Título: LIVRO MOSTRA EMPOBRECIMENTO DAS METRÓPOLES
Autor: Ênio Vieira
Fonte: O Globo, 31/08/2005, Economia, p. 27

Trabalho do Ipea revela como aumento de desemprego e falta de saneamento afetam grandes cidades do país

BRASÍLIA.O Brasil apresentou no últimos anos uma "metropolização da pobreza", com o agravamento do desemprego e da informalidade no mercado de trabalho, e a falta de serviços como saneamento em grandes cidades. Houve melhora em indicadores como mortalidade infantil e escolarização, mas o setor público perdeu a capacidade de investir numa rede de proteção e em melhorias na infra-estrutura, porque chegou ao limite de gasto e ampliação de receitas com impostos.

O retrato de um país com orçamento engessado e grandes cidades inchadas e empobrecidas foi traçado pelo Instituto de Pesquisa Econômica Aplicada (Ipea) e está no livro "Brasil, o estado de uma nação". São 369 páginas elaboradas por um grupo de 60 pesquisadores, cujo objetivo é auxiliar na formulação de políticas públicas.

- A proposta é publicar a cada ano um volume que analisa e interpreta o Brasil. Às vezes, é uma visão distinta e que entra em contradição com a do governo - afirmou o presidente do Ipea, Glauco Arbix.
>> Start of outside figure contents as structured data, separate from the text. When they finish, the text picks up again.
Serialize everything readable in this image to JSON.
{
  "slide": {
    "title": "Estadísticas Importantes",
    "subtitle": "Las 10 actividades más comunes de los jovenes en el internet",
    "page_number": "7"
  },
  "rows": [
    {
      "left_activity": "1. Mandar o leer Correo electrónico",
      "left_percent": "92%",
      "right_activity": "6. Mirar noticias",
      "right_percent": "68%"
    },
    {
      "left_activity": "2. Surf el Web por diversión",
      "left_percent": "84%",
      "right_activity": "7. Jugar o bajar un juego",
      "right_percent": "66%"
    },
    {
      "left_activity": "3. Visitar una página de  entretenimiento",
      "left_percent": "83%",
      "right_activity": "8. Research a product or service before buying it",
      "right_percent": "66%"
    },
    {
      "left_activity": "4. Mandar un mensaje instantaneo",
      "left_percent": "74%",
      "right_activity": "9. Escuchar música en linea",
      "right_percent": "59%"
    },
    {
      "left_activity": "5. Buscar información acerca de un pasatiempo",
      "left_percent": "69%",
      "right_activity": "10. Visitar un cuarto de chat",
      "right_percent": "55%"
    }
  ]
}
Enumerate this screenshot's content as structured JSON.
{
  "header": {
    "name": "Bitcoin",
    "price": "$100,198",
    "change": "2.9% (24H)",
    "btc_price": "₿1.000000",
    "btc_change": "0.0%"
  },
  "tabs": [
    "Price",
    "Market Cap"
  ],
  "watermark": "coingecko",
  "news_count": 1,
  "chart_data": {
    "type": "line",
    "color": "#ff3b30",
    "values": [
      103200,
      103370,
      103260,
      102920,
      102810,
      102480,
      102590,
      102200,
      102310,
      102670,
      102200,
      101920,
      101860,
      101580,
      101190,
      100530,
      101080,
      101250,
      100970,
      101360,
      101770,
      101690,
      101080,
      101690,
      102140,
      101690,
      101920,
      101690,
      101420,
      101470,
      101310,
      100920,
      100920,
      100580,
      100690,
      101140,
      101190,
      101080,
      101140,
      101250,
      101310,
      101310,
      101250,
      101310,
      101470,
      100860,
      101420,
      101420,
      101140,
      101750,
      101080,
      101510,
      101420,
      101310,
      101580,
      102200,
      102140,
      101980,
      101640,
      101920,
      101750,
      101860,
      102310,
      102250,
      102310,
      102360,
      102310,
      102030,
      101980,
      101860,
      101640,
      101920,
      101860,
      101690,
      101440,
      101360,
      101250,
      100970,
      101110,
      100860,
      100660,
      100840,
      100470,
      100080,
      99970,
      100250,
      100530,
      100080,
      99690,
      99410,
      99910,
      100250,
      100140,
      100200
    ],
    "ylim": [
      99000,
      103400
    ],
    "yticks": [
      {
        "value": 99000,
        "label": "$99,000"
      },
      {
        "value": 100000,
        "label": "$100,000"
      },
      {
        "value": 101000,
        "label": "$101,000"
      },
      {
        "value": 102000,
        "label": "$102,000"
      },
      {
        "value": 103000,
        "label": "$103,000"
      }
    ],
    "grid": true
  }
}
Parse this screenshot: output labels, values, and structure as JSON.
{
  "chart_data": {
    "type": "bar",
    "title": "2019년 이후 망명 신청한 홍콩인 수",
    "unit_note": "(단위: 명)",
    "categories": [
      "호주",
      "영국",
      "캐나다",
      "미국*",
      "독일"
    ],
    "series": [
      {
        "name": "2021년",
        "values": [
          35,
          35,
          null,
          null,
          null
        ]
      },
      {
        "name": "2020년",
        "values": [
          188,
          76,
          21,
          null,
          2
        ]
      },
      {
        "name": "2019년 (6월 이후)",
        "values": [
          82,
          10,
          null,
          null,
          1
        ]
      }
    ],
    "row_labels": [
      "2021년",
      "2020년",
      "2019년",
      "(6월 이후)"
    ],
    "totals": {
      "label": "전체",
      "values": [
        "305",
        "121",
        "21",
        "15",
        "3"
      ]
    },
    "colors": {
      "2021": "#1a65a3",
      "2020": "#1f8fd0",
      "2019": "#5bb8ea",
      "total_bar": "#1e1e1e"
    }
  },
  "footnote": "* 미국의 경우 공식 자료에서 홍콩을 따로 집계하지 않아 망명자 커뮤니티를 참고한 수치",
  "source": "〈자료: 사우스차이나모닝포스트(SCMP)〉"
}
O livro mostra que o número de pobres e indigentes no país caiu de 54,5 milhões em 1993 para 49 milhões em 2002, com um modesto crescimento da renda (11,6%) para quem ganhava até meio salário-mínimo. A redução da pobreza, porém, não se traduziu em mais mobilidade social, que se compara hoje à dos países europeus do início da década de 70 e à do Chile de 2000.

O economista Hamilton Tolosa coordenou os trabalhos sobre exclusão social e avaliou que a pobreza se concentrou nas metrópoles - como Rio, São Paulo, Belo Horizonte e Salvador - fenômeno motivado pelo estrangulamento da oferta de saneamento básico, e da renda, conseqüência da explosão do desemprego e do pífio crescimento econômico.

- O Brasil chegou a ter políticas específicas para evitar o inchaço das regiões urbanas, mas hoje não tem mais. Infelizmente, aquelas políticas não produziram o efeito esperado. Todos os países passam por isso (agravamento dos problemas nas metrópoles). A questão do Brasil foi a velocidade em que isso ocorreu - explicou Tolosa.

O diagnóstico conclui ainda que o governo acabou com a inflação, mas isso não levou a absorção de jovens que chegam ao mercado de trabalho. Em 2005, o país atingiu o pico da população jovem entre 15 e 24 anos e deverá fazer mais uma reforma de Previdência para viabilizar as futuras aposentadorias.

O economista Fernando Rezende, da Fundação Getulio Vargas, que coordenou o texto sobre o nó fiscal, diz que o modelo atual de ajuste é insustentável diante da fragilidade das contas do governo, fruto da Constituição de 1998: de um lado, sobram transferências de recursos a estados e municípios; de outro, sobram obrigações, especialmente as sociais.

O livro aponta ainda dados que afetam o padrão de desigualdade do país mas estão aparentemente longe da economia. É o caso do acesso ao Judiciário: segundo o estudo, a Região Nordeste tem um processo por 138 habitantes. No Sudeste, a proporção é de um para cada 20 pessoas.